What will help a lot is when I finally get around to piecing together all my processing applications into one big program. The actual process is quite straightforward and rarely requires much non-automated interaction; the main hurdle to full automation is simply the matter of not having the time to code it up. :smile:

Also, at some point we'll hopefully have an NPLB-like stats DB set up for CRUS, which we can just dump all results into indiscriminately; the DB can handle sorting and categorizing the results without a problem, which would make it relatively easy to write code to check with the DB that certain conditions have been met (all tests below a prime on a given k have been tested, all results are present in a completed range, etc.) and then output the results in whatever format we want--LLR, PFGW, LLRnet, you name it.

In the meantime, though, I don't mind the extra work involved in making sure that everything's there. I agree that such precision is not needed for manual results, but for servers, there's many more variables involved and many more things that can go wrong--that's just the nature of their comparatively more complex setup. So therefore I'd rather spend an extra 5 minutes in processing than have, say, a whole range with conflicting duplicate results (a la Beyond's situation that I referenced earlier), or other such undesirable situations. :smile:

So, to sum up: in the future I'll be sure to combine non-primed and primed k's back into one results file at the end of processing to keep that consistent on your end. Never mind how much work it takes on my end to do that; just think of it as extra incentive for me to automate it further. :wink:

'My' R1019 has a CK=4 and the only remaining k=2 is at n=105600 so far (taking about 2200s for one test), so i thought i missed something such a prime at low n-value or a algebraic value.

Primes are (still) not predictable like: 'Oh, a low k-value... I will find a prime for n<25k!'

So for this only one small k and CK it's a tremendous work to do and from time to time, mostly newbies think it's easy to prove such thing.
I'm continuing this and it may take some months to reach 200k (my goal for now).

[QUOTE]'My' R1019 has a CK=4 and the only remaining k=2 is at n=105600 so far (taking about 2200s for one test), so i thought i missed something such a prime at low n-value or a algebraic value.

Primes are (still) not predictable like: 'Oh, a low k-value... I will find a prime for n<25k!'[/QUOTE]

Predictable NOT. I just reported R376 with a CK = 144 and was proven with ALL the primes < n=2500. Go figure.

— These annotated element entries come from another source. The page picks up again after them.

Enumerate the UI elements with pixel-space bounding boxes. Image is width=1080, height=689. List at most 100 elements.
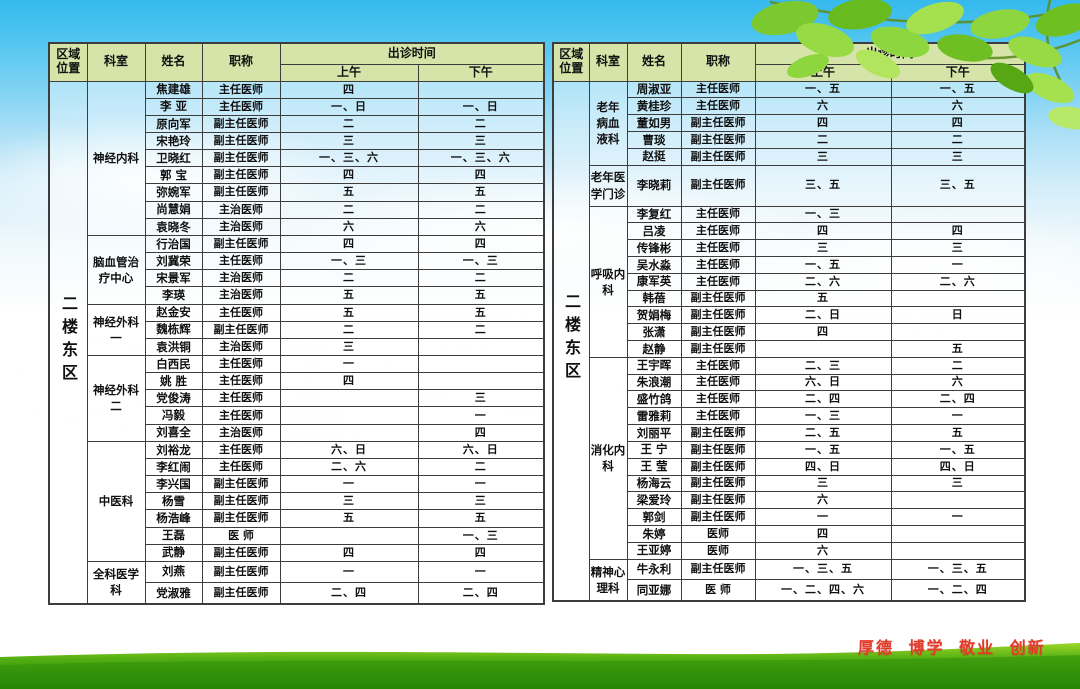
am-cell: 一、三、六 [279,149,419,168]
title-cell: 主任医师 [680,222,756,241]
table-row: 卫晓红 副主任医师 一、三、六 一、三、六 [49,149,545,168]
dept-cell: 神经外科 二 [86,355,146,442]
am-cell: 二 [279,269,419,288]
header-region: 区域 位置 [48,42,88,82]
doctor-name-cell: 袁晓冬 [144,217,203,236]
title-cell: 医师 [680,524,756,543]
pm-cell: 三 [890,239,1026,257]
pm-cell: 三、五 [890,164,1026,207]
table-row: 贺娟梅 副主任医师 二、日日 [553,306,1026,325]
table-row: 梁爱玲 副主任医师六 [553,491,1026,510]
table-row: 党俊涛 主任医师 三 [49,389,545,408]
table-row: 传锋彬 主任医师三三 [553,239,1026,257]
doctor-name-cell: 赵金安 [144,303,203,322]
table-row: 黄桂珍 主任医师六六 [553,97,1026,116]
table-row: 曹琰 副主任医师二二 [553,130,1026,149]
table-row: 武静 副主任医师四四 [49,543,545,562]
doctor-name-cell: 李复红 [626,205,682,224]
am-cell: 一、日 [279,97,419,116]
table-row: 袁洪铜 主治医师三 [49,337,545,357]
table-row: 呼吸内 科李复红 主任医师 一、三 [553,205,1026,358]
title-cell: 副主任医师 [201,475,281,494]
doctor-name-cell: 李兴国 [144,475,203,494]
am-cell: 一、三、五 [754,558,892,580]
table-row: 二楼东区 神经内科 焦建雄 主任医师四 [48,80,545,605]
title-cell: 主任医师 [680,80,756,99]
am-cell: 五 [279,183,419,202]
dept-cell: 脑血管治 疗中心 [86,234,146,305]
doctor-name-cell: 党淑雅 [144,581,203,605]
table-row: 杨浩峰 副主任医师五五 [49,509,545,528]
dept-cell: 精神心 理科 [588,558,628,602]
schedule-table-left: 区域 位置 科室 姓名 职称 出诊时间 上午 下午 二楼东区 神经内科 焦建雄 主任医师四李 亚主任… [48,42,546,605]
table-row: 杨雪 副主任医师三三 [49,492,545,511]
pm-cell: 二 [417,114,545,133]
title-cell: 副主任医师 [201,149,281,168]
pm-cell: 四 [890,222,1026,241]
am-cell: 四、日 [754,457,892,476]
pm-cell: 五 [890,424,1026,442]
table-row: 赵挺 副主任医师三三 [553,147,1026,166]
am-cell: 六、日 [754,373,892,392]
title-cell: 主任医师 [201,457,281,477]
doctor-name-cell: 杨雪 [144,492,203,511]
pm-cell: 六 [417,217,545,236]
pm-cell: 一、三、五 [890,558,1026,580]
doctor-name-cell: 李晓莉 [626,164,682,207]
title-cell: 主任医师 [680,373,756,392]
doctor-name-cell: 朱浪潮 [626,373,682,392]
am-cell: 二 [279,200,419,219]
table-row: 神经外科 一赵金安 主任医师五五 [49,303,545,357]
doctor-name-cell: 郭剑 [626,508,682,526]
doctor-name-cell: 原向军 [144,114,203,133]
doctor-name-cell: 赵挺 [626,147,682,166]
table-row: 盛竹鸽 主任医师 二、四 二、四 [553,390,1026,409]
title-cell: 医 师 [680,578,756,602]
pm-cell: 一、五 [890,440,1026,459]
title-cell: 主任医师 [680,97,756,116]
pm-cell: 一、日 [417,97,545,116]
title-cell: 主任医师 [680,255,756,274]
pm-cell: 一、二、四 [890,578,1026,602]
doctor-name-cell: 王亚婷 [626,541,682,560]
doctor-name-cell: 行治国 [144,234,203,254]
pm-cell: 日 [890,306,1026,325]
title-cell: 主治医师 [201,200,281,219]
am-cell: 五 [279,509,419,528]
pm-cell [890,541,1026,560]
am-cell [279,406,419,425]
table-row: 王 宁副主任医师 一、五 一、五 [553,440,1026,459]
am-cell: 四 [279,543,419,562]
doctor-name-cell: 魏栋辉 [144,320,203,339]
region-cell: 二楼东区 [552,80,590,602]
doctor-name-cell: 刘燕 [144,560,203,583]
am-cell [754,340,892,358]
am-cell: 六 [754,97,892,116]
table-row: 刘丽平 副主任医师 二、五五 [553,424,1026,442]
am-cell: 一、二、四、六 [754,578,892,602]
title-cell: 副主任医师 [680,130,756,149]
doctor-name-cell: 冯毅 [144,406,203,425]
pm-cell: 一 [890,508,1026,526]
doctor-name-cell: 刘冀荣 [144,252,203,271]
header-name: 姓名 [626,42,682,82]
pm-cell: 二 [417,457,545,477]
pm-cell: 三 [417,389,545,408]
doctor-name-cell: 王宇晖 [626,356,682,375]
doctor-name-cell: 郭 宝 [144,166,203,185]
am-cell: 四 [754,222,892,241]
am-cell: 一、三 [754,205,892,224]
title-cell: 医 师 [201,526,281,545]
pm-cell: 二 [417,200,545,219]
title-cell: 主治医师 [201,423,281,442]
doctor-name-cell: 王 宁 [626,440,682,459]
pm-cell: 一、三、六 [417,149,545,168]
am-cell: 一、五 [754,440,892,459]
title-cell: 副主任医师 [201,183,281,202]
title-cell: 副主任医师 [201,581,281,605]
pm-cell: 五 [417,303,545,322]
am-cell: 三 [279,337,419,357]
title-cell: 副主任医师 [680,558,756,580]
pm-cell: 四、日 [890,457,1026,476]
doctor-name-cell: 李红闹 [144,457,203,477]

[QUOTE=gd_barnes;211029]Yes, I'm sure quite a few will fall by n=100K. Keep in mind, though, that the k's/bases remaining at n=25K are generally lower weight, sometimes much lower weight, than the ones remaining at n=5K. The percentage of k's/bases found prime for n=25K-100K will be quite a bit less than n=5K-25K. n=25K-100K would also probably take 50-75 times longer to search than n=5K-25K. :smile:[/QUOTE]

Would it be worth someone's time to compute the weight for each k in the single k conjecture thread? that would give users an idea as to how easy/difficult it might be to prove the conjecture.